February 14, 2010: Section 34g of the iTunes Terms of Service prohibits you from using the iTunes software to develop weapons of mass destruction. Really. You can go check. For those of you who can't wait, below is the exact text.

"g. You may not use or otherwise export or re-export the Licensed Application except as authorized by United States law and the laws of the jurisdiction in which the Licensed Application was obtained. In particular, but without limitation, the Licensed Application may not be exported or re-exported (a) into any U.S. embargoed countries or (b) to anyone on the U.S. Treasury Department's list of Specially Designated Nationals or the U.S. Department of Commerce Denied Person’s List or Entity List.

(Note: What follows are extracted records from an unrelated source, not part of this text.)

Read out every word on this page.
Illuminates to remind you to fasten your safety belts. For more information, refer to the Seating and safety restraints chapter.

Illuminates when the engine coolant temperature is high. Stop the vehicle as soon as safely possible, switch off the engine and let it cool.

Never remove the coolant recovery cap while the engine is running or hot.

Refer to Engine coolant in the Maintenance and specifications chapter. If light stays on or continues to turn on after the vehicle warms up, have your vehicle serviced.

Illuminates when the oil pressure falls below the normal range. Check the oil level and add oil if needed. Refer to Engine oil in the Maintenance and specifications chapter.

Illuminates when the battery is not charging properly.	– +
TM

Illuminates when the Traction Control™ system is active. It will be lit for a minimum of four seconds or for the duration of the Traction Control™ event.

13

By using the Licensed Application, you represent and warrant that you are not located in any such country or on any such list. You also agree that you will not use these products for any purposes prohibited by United States law, including, without limitation, the development, design, manufacture or production of nuclear, missiles, or chemical or biological weapons."

While we are all feeling more secure knowing that Apple, Inc is working to protect us from terrorists, the more mundane reason for this patriotic boilerplate is Apple's eagerness to protect itself from government bureaucrats. In the last decade, numerous laws have been passed to keep some types of software away from hostile nations. For example, some forms of encryption are classified as "munitions" so that their export is covered by the many regulations that govern the export of weapons. But the government has also become aware that some types of software can be used to create weapons. Supercomputers, and the software that runs them, are necessary for creating nuclear weapons, and many chemical and biological weapons, not to mention advanced aircraft and warships.

Then again, it may be that the CIA has discovered that iPods, and the iTunes software that supports those devices, makes weapons developers more effective. Then again, maybe not. In any event, terms of service documents have entered the realm of entertainment. Or maybe lawyers really do have a sense of humor.